И Элисабет де Леон – за то, что вывела меня из великой тьмы и я увидел свет.
Примечания
1
Таино – собирательное название племен, живших до прихода европейцев на островах: Гаити, Куба, Багамских, Ямайка, Пуэрто-Рико. В XVII веке таино практически исчезли – политика уничтожения туземцев, которую проводили испанцы и завезенные ими болезни, не оставили таино никаких шансов на выживание.
2
Адмиралом в испаноязычном мире называют Христофора Колумба, который был похоронен в Санто-Доминго, затем его прах перевезли в Гавану, и окончательно он упокоился в Севилье – такова версия испанцев. Но доминиканцы считают, что могила Колумба по-прежнему находится на их острове. В 1930-х годах появилась идея возвести маяк на месте могилы Колумба. Маяк (а точнее, музей) был построен только в 1992 году, и с тех пор это главная достопримечательность города. Строительство Маяка Колумба, как и само путешествие Адмирала, сопровождалось смертями, случайными и неслучайными, что породило легенду о фуку́ – сугубо доминиканском проклятии, связанном с Колумбом, а в XX веке – и с диктатором Трухильо.

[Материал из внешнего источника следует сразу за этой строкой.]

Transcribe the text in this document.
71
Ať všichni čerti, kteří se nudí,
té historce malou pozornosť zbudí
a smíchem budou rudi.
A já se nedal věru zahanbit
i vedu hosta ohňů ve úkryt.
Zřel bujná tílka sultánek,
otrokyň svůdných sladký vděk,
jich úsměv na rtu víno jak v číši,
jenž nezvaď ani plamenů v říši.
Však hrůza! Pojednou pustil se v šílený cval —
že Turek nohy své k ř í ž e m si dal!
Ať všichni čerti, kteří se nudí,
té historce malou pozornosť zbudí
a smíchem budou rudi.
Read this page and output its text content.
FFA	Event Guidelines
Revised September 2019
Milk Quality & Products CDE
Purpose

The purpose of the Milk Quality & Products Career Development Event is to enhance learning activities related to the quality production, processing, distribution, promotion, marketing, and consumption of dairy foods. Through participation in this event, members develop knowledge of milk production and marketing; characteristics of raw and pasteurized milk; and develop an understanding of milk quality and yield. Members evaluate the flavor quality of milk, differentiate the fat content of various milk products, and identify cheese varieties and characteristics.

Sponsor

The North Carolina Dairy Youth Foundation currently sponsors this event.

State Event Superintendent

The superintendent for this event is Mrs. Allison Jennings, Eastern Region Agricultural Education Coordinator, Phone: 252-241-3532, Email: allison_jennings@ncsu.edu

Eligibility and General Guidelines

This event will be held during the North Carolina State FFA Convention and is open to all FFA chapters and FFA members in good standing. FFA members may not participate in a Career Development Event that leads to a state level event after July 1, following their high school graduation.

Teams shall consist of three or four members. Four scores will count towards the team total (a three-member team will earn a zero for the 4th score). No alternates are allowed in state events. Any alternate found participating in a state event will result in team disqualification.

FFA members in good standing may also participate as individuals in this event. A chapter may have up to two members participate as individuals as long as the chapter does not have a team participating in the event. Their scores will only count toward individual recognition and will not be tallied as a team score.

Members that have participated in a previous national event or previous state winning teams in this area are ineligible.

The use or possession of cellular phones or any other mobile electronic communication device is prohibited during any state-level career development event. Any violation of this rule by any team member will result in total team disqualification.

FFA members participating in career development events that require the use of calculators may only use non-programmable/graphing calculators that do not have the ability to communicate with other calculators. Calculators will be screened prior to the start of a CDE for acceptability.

В 1948 году были произведены взрывные работы для закладки Маяка, в результате обломками скал засыпало автомобили и людей, и Трухильо, будучи человеком крайне суеверным, прекратил строительство, которое возобновилось только после того, как диктатура осталась в прошлом.
3
Для тех, кто пропустил две обязательные секунды доминиканской истории: Трухильо, один из печально знаменитых диктаторов двадцатого века, управлял Доминиканской республикой с 1930 по 1961 год с неумолимой и стабильной жестокостью. Тучный мулат со свинячьими глазками и садистскими наклонностями, выбеливавший себе кожу, носивший обувь на платформе и обожавший бельишко Наполеоновской эпохи, Трухильо (также известный под именами Эль Хефе – Шеф с большой буквы, Скотокрадово Семя и Мордоворот) сумел взять под контроль всю политическую, культурную, социальную и экономическую жизнь в ДР, применив весьма действенное (и не раз опробованное) средство – микс из насилия, в том числе над женщинами, запугивания, кровавой резни, раздачи должностей и террора; на страну он смотрел как на плантацию, где хозяином был он и только он. На первый взгляд типичный латиноамериканский каудильо, однако его власть была обречена по причинам, которые, смею утверждать, почти никто из ученых, а также писателей не смог распознать или даже вообразить. Он был нашим Сауроном, нашим Эйроном Годзиллой, нашим Дарксайдом, нашим Диктатором на веки веков, то есть персонажем столь диковинным, непредсказуемым и неприглядным, что даже научные фантасты толком бы не знали, что с ним делать. Он был известен тем, что переиначил все географические названия в стране в свою честь (пик Дуарте стал пиком Трухильо, а Санто-Доминго-де-Гусман, первый и самый древний город Нового Света, превратился в Сьюдад-Трухильо, Тухильоград); тем, что накладывал лапу на любое национальное достояние (отчего вскоре вошел в топ-лист богатейших людей планеты); тем, что создал одну из мощнейших армий в нашем полушарии (у этого козла имелись даже бомбардировщики, господи прости); тем, что трахал всех привлекательных «кисок», какие только попадались ему на глаза, включая жен своих подчиненных, – тысячи, тысячи и тысячи женщин; тем, что ожидал, нет, требовал безоговорочного почитания своей персоны народом – его драгоценным пуэбло (недаром главный государственный лозунг звучал так: «С нами Бог и Трухильо»); тем, что управлял страной как тренировочным лагерем морских пехотинцев; тем, что лишал друзей и врагов собственности и должностей по личному капризу, а также тем, что обладал почти сверхъестественными способностями.